LAW Cases on Harmonious Construction


Image result for law articles1. Venkataramana Devaru v. State of Mysore 
In this case the Supreme Court applied the rule of harmonious construction in resolving a conflict between Articles 25(2)(b) and 26(b) of the Constitution and it was held that the right of every religious denomination or any section thereof to manage its own affairs in matters of religion [Article 26(b)] is subject to a law made by a State providing for social welfare and reform or throwing open of Hindu religious institutions of a public character to all classes and sections of Hindus [Article 25(2)(b)].

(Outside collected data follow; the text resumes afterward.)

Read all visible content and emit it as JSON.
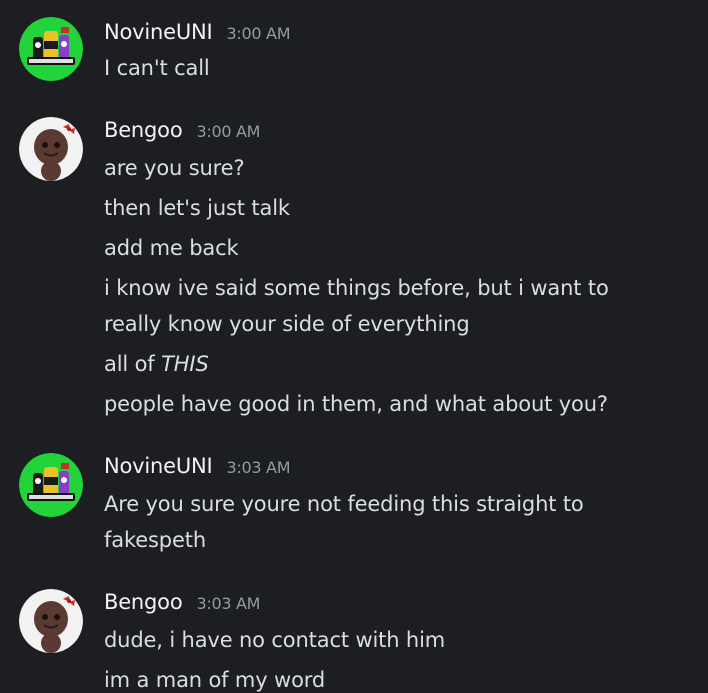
{
  "messages": [
    {
      "author": "NovineUNI",
      "time": "3:00 AM",
      "avatar_icon": "green-mascot-logo-avatar",
      "lines": [
        "I can't call"
      ]
    },
    {
      "author": "Bengoo",
      "time": "3:00 AM",
      "avatar_icon": "knitted-doll-avatar",
      "lines": [
        "are you sure?",
        "then let's just talk",
        "add me back",
        "i know ive said some things before, but i want to",
        "really know your side of everything",
        "all of ",
        "THIS",
        "people have good in them, and what about you?"
      ]
    },
    {
      "author": "NovineUNI",
      "time": "3:03 AM",
      "avatar_icon": "green-mascot-logo-avatar",
      "lines": [
        "Are you sure youre not feeding this straight to",
        "fakespeth"
      ]
    },
    {
      "author": "Bengoo",
      "time": "3:03 AM",
      "avatar_icon": "knitted-doll-avatar",
      "lines": [
        "dude, i have no contact with him",
        "im a man of my word"
      ]
    }
  ],
  "colors": {
    "background": "#1d1e22",
    "username": "#f2f3f5",
    "timestamp": "#949ba4",
    "text": "#dbdee1",
    "avatar_green": "#22d43a"
  }
}
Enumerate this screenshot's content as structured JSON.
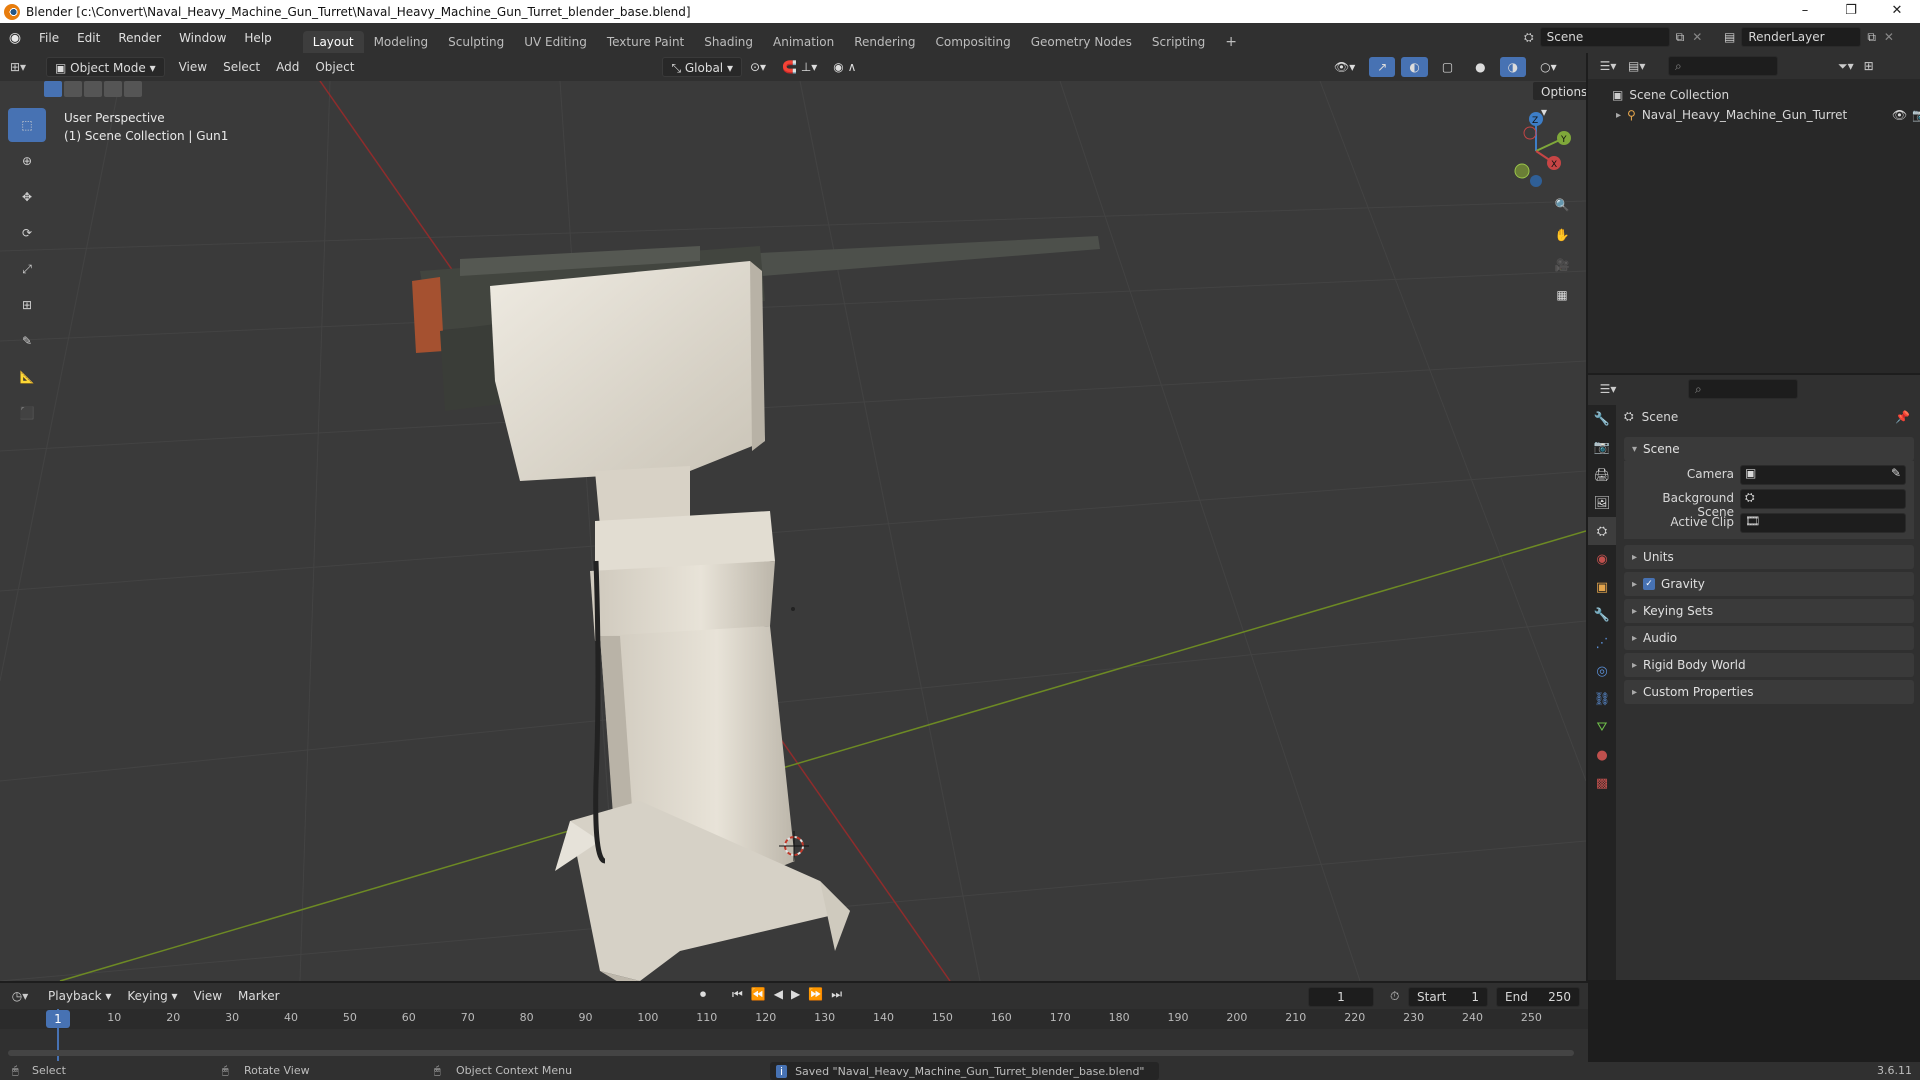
{
  "window": {
    "title": "Blender [c:\\Convert\\Naval_Heavy_Machine_Gun_Turret\\Naval_Heavy_Machine_Gun_Turret_blender_base.blend]",
    "minimize": "–",
    "maximize": "❐",
    "close": "✕"
  },
  "menubar": {
    "menus": [
      "File",
      "Edit",
      "Render",
      "Window",
      "Help"
    ],
    "workspaces": [
      "Layout",
      "Modeling",
      "Sculpting",
      "UV Editing",
      "Texture Paint",
      "Shading",
      "Animation",
      "Rendering",
      "Compositing",
      "Geometry Nodes",
      "Scripting"
    ],
    "active_workspace": "Layout",
    "add_workspace": "+",
    "scene_name": "Scene",
    "view_layer": "RenderLayer"
  },
  "viewport_header": {
    "mode": "Object Mode",
    "menus": [
      "View",
      "Select",
      "Add",
      "Object"
    ],
    "orientation": "Global",
    "options": "Options"
  },
  "viewport": {
    "perspective": "User Perspective",
    "collection_info": "(1) Scene Collection | Gun1",
    "gizmo_axes": {
      "x": "X",
      "y": "Y",
      "z": "Z"
    },
    "colors": {
      "background": "#3a3a3a",
      "x_axis": "#c0392b",
      "y_axis": "#7a9a2a",
      "turret": "#ded8cc",
      "gun_metal": "#4a4d48"
    }
  },
  "outliner": {
    "root": "Scene Collection",
    "items": [
      {
        "name": "Naval_Heavy_Machine_Gun_Turret"
      }
    ]
  },
  "properties": {
    "context": "Scene",
    "panel_scene": "Scene",
    "fields": [
      {
        "label": "Camera",
        "value": ""
      },
      {
        "label": "Background Scene",
        "value": ""
      },
      {
        "label": "Active Clip",
        "value": ""
      }
    ],
    "sub_panels": [
      "Units",
      "Gravity",
      "Keying Sets",
      "Audio",
      "Rigid Body World",
      "Custom Properties"
    ],
    "gravity_checked": true
  },
  "timeline": {
    "menus": [
      "Playback",
      "Keying",
      "View",
      "Marker"
    ],
    "current_frame": "1",
    "start_label": "Start",
    "start": "1",
    "end_label": "End",
    "end": "250",
    "ruler": [
      "1",
      "10",
      "20",
      "30",
      "40",
      "50",
      "60",
      "70",
      "80",
      "90",
      "100",
      "110",
      "120",
      "130",
      "140",
      "150",
      "160",
      "170",
      "180",
      "190",
      "200",
      "210",
      "220",
      "230",
      "240",
      "250"
    ]
  },
  "statusbar": {
    "select": "Select",
    "rotate": "Rotate View",
    "context_menu": "Object Context Menu",
    "message": "Saved \"Naval_Heavy_Machine_Gun_Turret_blender_base.blend\"",
    "version": "3.6.11"
  }
}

2. Calcutta Gas Company Pvt. Limited v State of West Bengal – 
The Legislative Assembly of WB passed the Oriental Gas Company Act in 1960. The respondent sought to take over the management of the Gas Company under this Act. The appellant challenged the validity of this act by holding that the state Legislative Assembly had no power to pass such an under Entries 24 and 25 of the State List because the Parliament had already enacted the Industries (Development and Regulation) Act, 1951 under Entry 52 of the Central List dealing with industries. It was observed by the Supreme Court that there are so many subjects in three lists in the Constitution that there is bound to be some overlapping and it is the duty of the courts in such situation is to ret to harmonise them, if possible, so the effect can be given to each of them. Entry 24 of the State List covers entire Industries in the State. Entry 25 is only limited to the Gas industry. Therefore Entry 24 covers every industry barring the Gas Industries because it has been specifically covered under Entry 25. Corresponding to Entry 24 of the State List, there is Entry 52 in the Union List. Therefore, by harmonious construction it became clear that gas industry was exclusively covered by Entry 25 of the State List over which the state has full control. Therefore, the state was fully competent to make laws in this regard. 

3. Commissioner of Sales Tax, MP v Radha Krishna 
Under section 46 (1) c of the Madhya Pradesh General Sales Tax Act, 1958, criminal prosecution of the respondent partners was sanctioned in this case by the Commissioner when even after repeated demands the assesse did not pay the sales tax. The respondent challenged this provision on the ground that there were two separate provisions under the Act, namely, section 22 (4 – A) and section 46 (1) c under which two different procedures were prescribed to realize the amount due but there was no provision of law which could tell that which provision should be applied in which case. According to the Supreme Court, the provision prescribed u/s 46 (1) c was more drastic. It was held that by harmonious construction of these two provisions, the conclusion drawn is that the Commissioner had a judicial discretion to decide as to which procedure to be followed in which case. Whenever the Commissioner will fail to act judicially, the court will have the right to intervene. However, in this case, the Commissioner had correctly decided that the more drastic procedure under section 46 (1) c deserved to be followed because of the failure of the assesse firm in paying sales tax despite the repeated demands by the sales tax officer. 

4. Sirsilk Ltd. v Govt. of Andhra Pradesh – 
An interesting question relating to a conflict between two equally mandatory provisions, viz., ss 17(1) and 18(1) of the Industrial Disputes Act, 1947, is a good illustration of the importance of the principle that every effort should be made to give effect to all the provisions of an act by harmonizing any apparent conflict between two or more of its provisions. Section 17(1) of the Act requires the government to publish every award of a Labour Tribunal within thirty days of its receipt and by sub – section (2) of section 17 the award on its publication becomes final. Section 18(1) of the Act provides that a settlement between employer and workmen shall be binding on the parties to the agreement. In a case where a settlement was arrived at after the receipt of the award of a Labour Tribunal by the Government but before its publication, the question was whether the Government was still required u/s 17(1) to publish the award. In construing these two equally mandatory provisions, the Supreme Court held that the only way to resolve the conflict was to hold that by the settlement, which becomes effective from the date of signing, the industrial dispute comes to an end and the award becomes infructuous and the Government cannot publish it.